贝叶斯网络

Bayesian Network

Reference

Definition

  • A Bayesian Network is a DAG (Directed Acyclic Graph) whose nodes represent the random variables \(X_1, \dots, X_n\)
  • For each node \(X_i\) there is a CPD (Conditional Probablity Distribution) \(P(X_i | \text{Par}_G(X_i))\)

Meaning

The BN represent a joint distribution via the chain rule for Bayesian Networks \(P\left(X_{1}, \ldots, X_{n}\right)=\Pi_{i} P\left(X_{i} \mid \operatorname{Par}_{G}\left(X_{i}\right)\right)\)

Example

For example, we consider the following example where the random variables are discrete and model our belief of the relationship between the Difficulty of the course, Intelligence of the student, Grade the student receive, SAT score the student get, and Recommandation Letter the student get as the BN below:

image-20200814111751515

then the joint distribution of these random variables will be: \(P(D, I, G, S, L)=P(D) P(I) P(G \mid I, D) P(S \mid I) P(L \mid G)\)

Rigor

In order to see that BN is a legal distribution, we need some mathmatical rigor to show that BN representation of joint probability distribution satisfies the two vital properties:

  • \[P \ge 0\]
  • \[\sum P = 1\]

First, it’s obvious that the first property is true, since joint probability distribution is the product of CPDs, and given the CPDs are non-negative, we know that \(P \ge 0\) .

The second property is a little trickier to see, as it uses an important conditional probability summation trick: \(\begin{align*} \sum_{A, B} P(A, B)&=\sum_{A, B} P(A) P(B|A)\\ &=\sum_A \left(\sum_B P(A) P(B|A)\right)\\ &=\sum_A \left( P(A)\sum_B P(B|A)\right)\\ &=\sum_A P(A)\\ &=1 \end{align*}\) And in the above example, we can get same result using this trick: \(\begin{align*} \sum_{D,I,G,S,L} P(D,I,G,S,L) &= \sum_{D,I,G,S,L} P(D) P(I) P(G|I,D) P(S|I) P(L|G)\\ &= \sum_{D,I,G,S} P(D) P(I) P(G|I,D) P(S|I) \sum_L P(L|G)\\ &= \sum_{D,I,G,S} P(D) P(I) P(G|I,D) P(S|I)\\ &= \sum_{D,I,G} P(D) P(I) P(G|I,D) \sum_S P(S|I)\\ &= \sum_{D,I} P(D) P(I) \sum_G P(G|I,D)\\ &= \sum_{D,I} P(D) P(I)\\ &= \sum_{D} P(D) \sum_I P(I)\\ &= 1 \end{align*}\) so the BN representation of joint probability is a legal distribution.

Flow of Probabilistic Influence

The question here is when can X influence Y ? By influence, we mean condition on X will change belief about Y.

image-20200815170130294

It turns out \(X_1\) can influence \(X_n\) if the trails \(X_1 - \ldots - X_n\) along them is active which means that it has no v-structures like \(X_{i - 1} \rightarrow X_{i} \leftarrow X_{i + 1}\).

image-20200815192148027

When given evidence about Z, things become more complicate, whether influence can flow depend on whether W is in evidence or not. The most notable stuff is when W or its decendents are in Z, the v-structure actually allows the influence to flow, and otherwise it won’t.

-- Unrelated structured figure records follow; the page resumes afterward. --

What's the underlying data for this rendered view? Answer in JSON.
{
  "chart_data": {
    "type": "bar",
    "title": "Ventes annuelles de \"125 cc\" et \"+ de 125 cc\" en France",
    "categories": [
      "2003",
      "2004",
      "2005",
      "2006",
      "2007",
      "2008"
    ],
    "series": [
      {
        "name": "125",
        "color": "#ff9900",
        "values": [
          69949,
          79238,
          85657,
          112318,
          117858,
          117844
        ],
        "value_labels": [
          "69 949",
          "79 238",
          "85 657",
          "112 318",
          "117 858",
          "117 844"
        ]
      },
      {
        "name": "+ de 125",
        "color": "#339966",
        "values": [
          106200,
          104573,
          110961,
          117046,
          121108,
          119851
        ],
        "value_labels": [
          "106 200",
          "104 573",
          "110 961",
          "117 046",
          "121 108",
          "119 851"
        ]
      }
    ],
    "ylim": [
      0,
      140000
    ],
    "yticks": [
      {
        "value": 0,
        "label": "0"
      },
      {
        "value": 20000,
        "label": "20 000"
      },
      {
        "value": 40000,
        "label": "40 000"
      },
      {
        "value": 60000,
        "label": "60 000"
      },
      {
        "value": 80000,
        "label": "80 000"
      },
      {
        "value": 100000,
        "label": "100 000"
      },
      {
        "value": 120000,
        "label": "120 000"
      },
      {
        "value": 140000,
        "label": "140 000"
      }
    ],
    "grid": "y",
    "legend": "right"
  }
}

This observation is summarized as the following rule:

image-20200815193123381

Another way to consider the influence is through independence, so an active trail means \(X_n\) is dependent on \(X_1\),and condition can both gain and lose independence.

Naive Bayes

As we can see from the graph model below, Naive Bayes assumes that once class is observed, all the features are independent with each other, which is a quite strong assumption. But with this assumption, we can easily write the joint probability distribution as: \(P\left(C, X_{1}, \ldots, X_{n}\right)=P(C) \prod_{i=1}^{n} P\left(X_{i} \mid C\right)\) image-20200816095538208

image-20200816095626677

And the direct application of Naive Bayes is Naive Bayes Classifier, which utilizes the strong assumption, given the observed features, we can classify which class this set of observations belongs using bayes theorem.